Veo el abrazo entre mis amigos, unidos como uno. Siento la mano de Inuyasha tan fuerte cerrando la mía, tan cerca a pesar de mantener su distancia. Siento el peso de mi futuro hijo en mi interior. Sé que en la aldea mi hija juega con los niños de Sango y Miroku.
No tengo forma de explicarlo, pero no puedo sentirme de esa manera.
Vuelvo a sonreír y una lágrima cae por mi mejilla. Sango me aferra el brazo libre y me mira con los ojos nublados, y recién me doy cuenta de que estaba tan cerca a mí. Paso la vista a Miroku, que me dedica una nostálgica sonrisa. Han crecido, hemos crecido. Le sonrío de vuelta, y Sango me susurra.
—Volveremos a la aldea ahora. Vengan a comer a casa, ¿de acuerdo?
—Claro.
Caminan abrazados, alejándose de nosotros.
Cuando vuelvo la vista a Inuyasha, noto que me ha estado observando incluso con cierta ferocidad en sus orbes doradas. Es tanta la intensidad en él, que vuelvo la vista al frente de inmediato.
—Kagome. No estés triste. Estarás bien.
Vuelvo a sonreírle, pero él no responde de ninguna manera. Se lleva la mano que me sostiene a la boca y deposita un cálido beso. Luego vuelve la vista húmeda a las sepulturas delante.
—Estaremos bien —le corrijo entonces. Inuyasha me mira de reojo, su mirada es curiosa—. Yo te cuido.
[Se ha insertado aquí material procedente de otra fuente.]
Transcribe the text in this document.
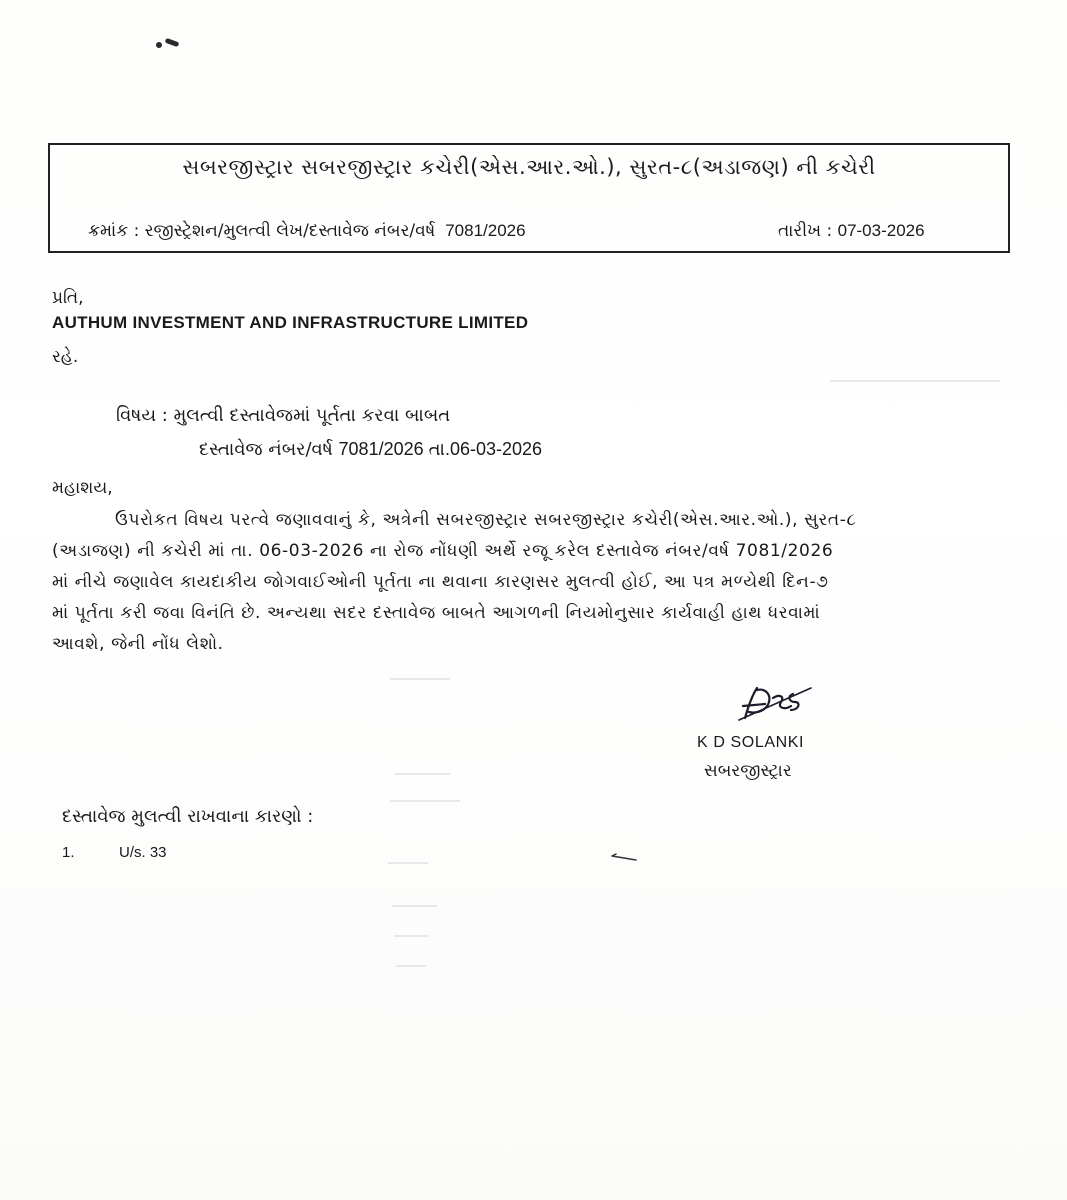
સબરજીસ્ટ્રાર સબરજીસ્ટ્રાર કચેરી(એસ.આર.ઓ.), સુરત-૮(અડાજણ) ની કચેરી
ક્રમાંક : રજીસ્ટ્રેશન/મુલત્વી લેખ/દસ્તાવેજ નંબર/વર્ષ 7081/2026	તારીખ : 07-03-2026
પ્રતિ,
AUTHUM INVESTMENT AND INFRASTRUCTURE LIMITED
રહે.
વિષય : મુલત્વી દસ્તાવેજમાં પૂર્તતા કરવા બાબત
દસ્તાવેજ નંબર/વર્ષ 7081/2026 તા.06-03-2026
મહાશય,
ઉપરોકત વિષય પરત્વે જણાવવાનું કે, અત્રેની સબરજીસ્ટ્રાર સબરજીસ્ટ્રાર કચેરી(એસ.આર.ઓ.), સુરત-૮
(અડાજણ) ની કચેરી માં તા. 06-03-2026 ના રોજ નોંધણી અર્થે રજૂ કરેલ દસ્તાવેજ નંબર/વર્ષ 7081/2026
માં નીચે જણાવેલ કાયદાકીય જોગવાઈઓની પૂર્તતા ના થવાના કારણસર મુલત્વી હોઈ, આ પત્ર મળ્યેથી દિન-૭
માં પૂર્તતા કરી જવા વિનંતિ છે. અન્યથા સદર દસ્તાવેજ બાબતે આગળની નિયમોનુસાર કાર્યવાહી હાથ ધરવામાં
આવશે, જેની નોંધ લેશો.
K D SOLANKI
સબરજીસ્ટ્રાર
દસ્તાવેજ મુલત્વી રાખવાના કારણો :
1.	U/s. 33
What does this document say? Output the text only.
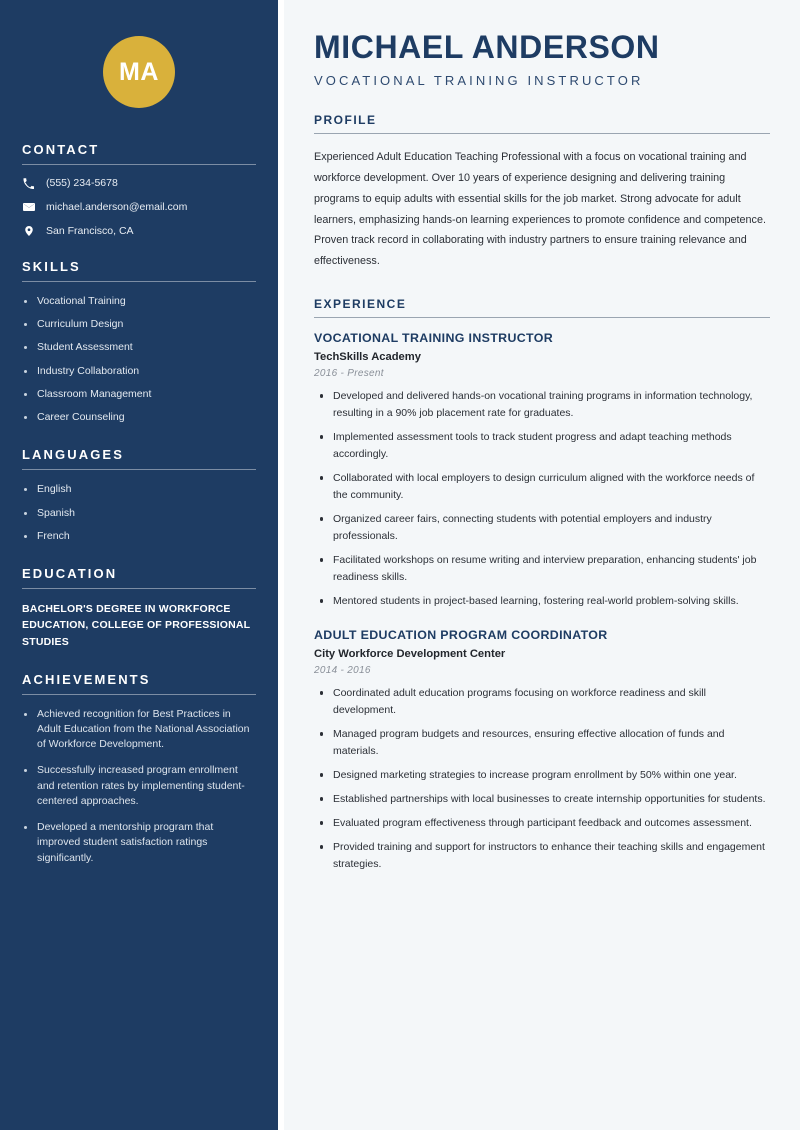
MA
CONTACT
(555) 234-5678
michael.anderson@email.com
San Francisco, CA
SKILLS
Vocational Training
Curriculum Design
Student Assessment
Industry Collaboration
Classroom Management
Career Counseling
LANGUAGES
English
Spanish
French
EDUCATION
BACHELOR'S DEGREE IN WORKFORCE EDUCATION, COLLEGE OF PROFESSIONAL STUDIES
ACHIEVEMENTS
Achieved recognition for Best Practices in Adult Education from the National Association of Workforce Development.
Successfully increased program enrollment and retention rates by implementing student-centered approaches.
Developed a mentorship program that improved student satisfaction ratings significantly.
MICHAEL ANDERSON
VOCATIONAL TRAINING INSTRUCTOR
PROFILE

Experienced Adult Education Teaching Professional with a focus on vocational training and workforce development. Over 10 years of experience designing and delivering training programs to equip adults with essential skills for the job market. Strong advocate for adult learners, emphasizing hands-on learning experiences to promote confidence and competence. Proven track record in collaborating with industry partners to ensure training relevance and effectiveness.

EXPERIENCE
VOCATIONAL TRAINING INSTRUCTOR
TechSkills Academy
2016 - Present
Developed and delivered hands-on vocational training programs in information technology, resulting in a 90% job placement rate for graduates.
Implemented assessment tools to track student progress and adapt teaching methods accordingly.
Collaborated with local employers to design curriculum aligned with the workforce needs of the community.
Organized career fairs, connecting students with potential employers and industry professionals.
Facilitated workshops on resume writing and interview preparation, enhancing students' job readiness skills.
Mentored students in project-based learning, fostering real-world problem-solving skills.
ADULT EDUCATION PROGRAM COORDINATOR
City Workforce Development Center
2014 - 2016
Coordinated adult education programs focusing on workforce readiness and skill development.
Managed program budgets and resources, ensuring effective allocation of funds and materials.
Designed marketing strategies to increase program enrollment by 50% within one year.
Established partnerships with local businesses to create internship opportunities for students.
Evaluated program effectiveness through participant feedback and outcomes assessment.
Provided training and support for instructors to enhance their teaching skills and engagement strategies.
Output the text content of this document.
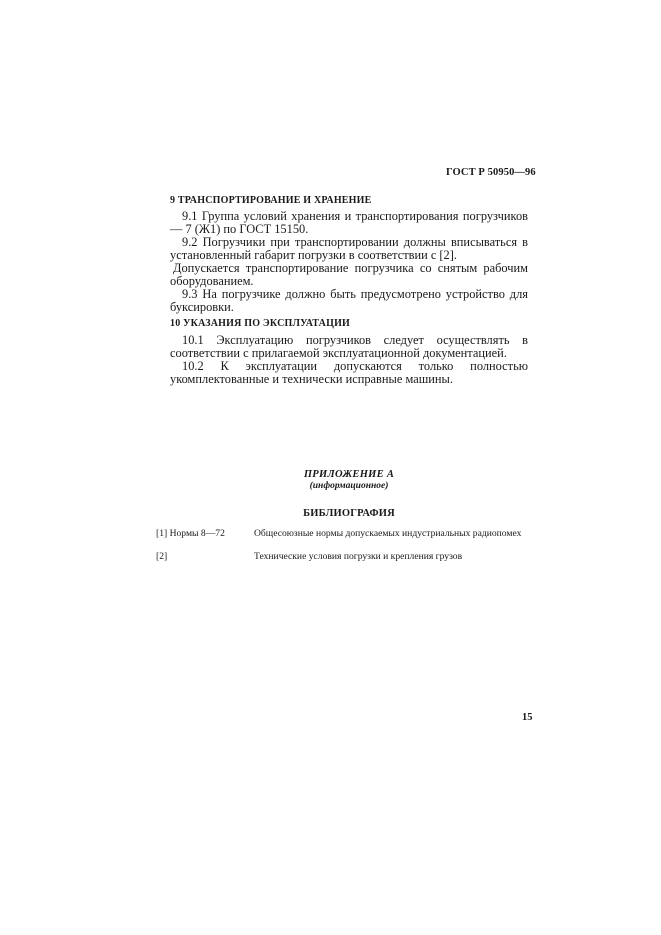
ГОСТ Р 50950—96
9 ТРАНСПОРТИРОВАНИЕ И ХРАНЕНИЕ
9.1 Группа условий хранения и транспортирования погрузчиков — 7 (Ж1) по ГОСТ 15150.
9.2 Погрузчики при транспортировании должны вписываться в установленный габарит погрузки в соответствии с [2].
Допускается транспортирование погрузчика со снятым рабочим оборудованием.
9.3 На погрузчике должно быть предусмотрено устройство для буксировки.
10 УКАЗАНИЯ ПО ЭКСПЛУАТАЦИИ
10.1 Эксплуатацию погрузчиков следует осуществлять в соответствии с прилагаемой эксплуатационной документацией.
10.2 К эксплуатации допускаются только полностью укомплектованные и технически исправные машины.
ПРИЛОЖЕНИЕ А
(информационное)
БИБЛИОГРАФИЯ
[1] Нормы 8—72	Общесоюзные нормы допускаемых индустриальных радиопомех
[2]	Технические условия погрузки и крепления грузов
15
Me dedica una pequeña sonrisa que deja entrever su colmillo.
—Y yo a ti.
༄ Nota:
Creo que cada nueva pérdida se acumula sobre una pérdida anterior. A veces el dolor es grande, muy grande, pero a veces también tenemos la suerte de tener gente que nos quiera, que nos de fuerzas.
Espero que estén bien,
Mor.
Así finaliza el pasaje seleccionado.